The Drum Unleashed (ABC online)
By Tom Switzer
Former ABC Boyer lecturer Owen Harries once said that "for extended periods of time in Washington one needs very good peripheral vision to see Australia on the world map". It's a point our prime ministers could recognise.
In his memoirs, John Howard dedicates numerous pages of praise, including a chapter, to his good mate George W Bush. In his own autobiography, however, the president hardly mentions the 'Man of Steel'.
During her Asia trip last week, Julia Gillard went to great lengths to commend an Australian cameraman for merely crying out "Thank you, Mr President" after a press conference. ("Good one, team!") For his part, Barack Obama was more focussed on creating jobs back home, potentially at the expense of Australian competition.
The Prime Minister gets all giddy when the president says: "The United States does not have a closer or better ally than Australia." She's hardly alone: Robert Menzies used to get "sweaty palms" before he'd meet the US president in the Oval Office. Harold Holt pledged to go "All the Way With LBJ" in 1966. John Gorton promised a possibly bemused president that Australia would "Go a-Waltzing Matilda With You" in 1969. A nervous Gough Whitlam told Henry Kissinger in 1973 he was worried that he'd "freeze up" in front of Richard Nixon.
To be fair, Australian prime ministers – on Labor and the Coalition sides – have usually acted out of sincerity as well as expediency. The beliefs and interests of politicians are rarely allowed to collide, and an awareness of the advantages of the alliance – which include favourable access to technology and intelligence, as well as the all-important security insurance policy – has certainly shaped Australian emotions.

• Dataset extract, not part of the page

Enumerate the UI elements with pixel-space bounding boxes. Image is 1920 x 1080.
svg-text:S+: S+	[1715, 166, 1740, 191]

But the point here is that we're hardly America's only special relationship. In July, Obama hailed the "truly special relationship" between the US and UK, telling David Cameron there was "no closer ally and no closer partner" than Britain. In March, vice president Joe Biden said: "The US has no better friend in the community of nations than Israel." Last July, Obama told the Indian people that "they have no better friend and partner than the people of the United States". One could provide more such quotes, but you get the point: we're not so special after all.
It is easy enough to see why Jimmy Carter once called prime minister Malcolm Fraser "John" at a press conference. Howard himself boasts that he elevated the alliance to a new level in Washington, but the distinguished Los Angeles Times still repeatedly referred to him as "Mr Hunt" in its editorial during his September 2001 US trip. Lyndon Johnson, who visited Australia twice during his five-year presidency, said virtually nothing about Harold Holt in his memoirs. Nor did Bill Clinton write much about Paul Keating in his autobiography a few years ago.
Don't get me wrong: I am a great believer in the US alliance, which has been the centrepiece of Australian foreign policy since 1951. On most vital questions of the 20th century, Australian interests have coincided with those of what Sir Robert called "our great and powerful friend". I see no reason why this should cease to be the case.
All I am saying is that Canberra's support for Washington should not imply uncritical and unqualified agreement and support on all occasions. Minor allies, however loyal, should not expect inconvenient loyalty from a superpower. As Charles de Gaulle once remarked, great powers are "cold monsters", and gratitude is not one of their stronger motivations.
Or as Harries put it in his Boyer lectures several years ago: "However sweet the rhetoric and however warm the hugging, the priorities of the two countries are likely to differ at least as often as they coincide." Somebody should tell Julia Gillard.
Tom Switzer is a a research associate at the United States Studies Centre at the University of Sydney, a research fellow at the Institute of Public Affairs in Melbourne, and editor of The Spectator Australia.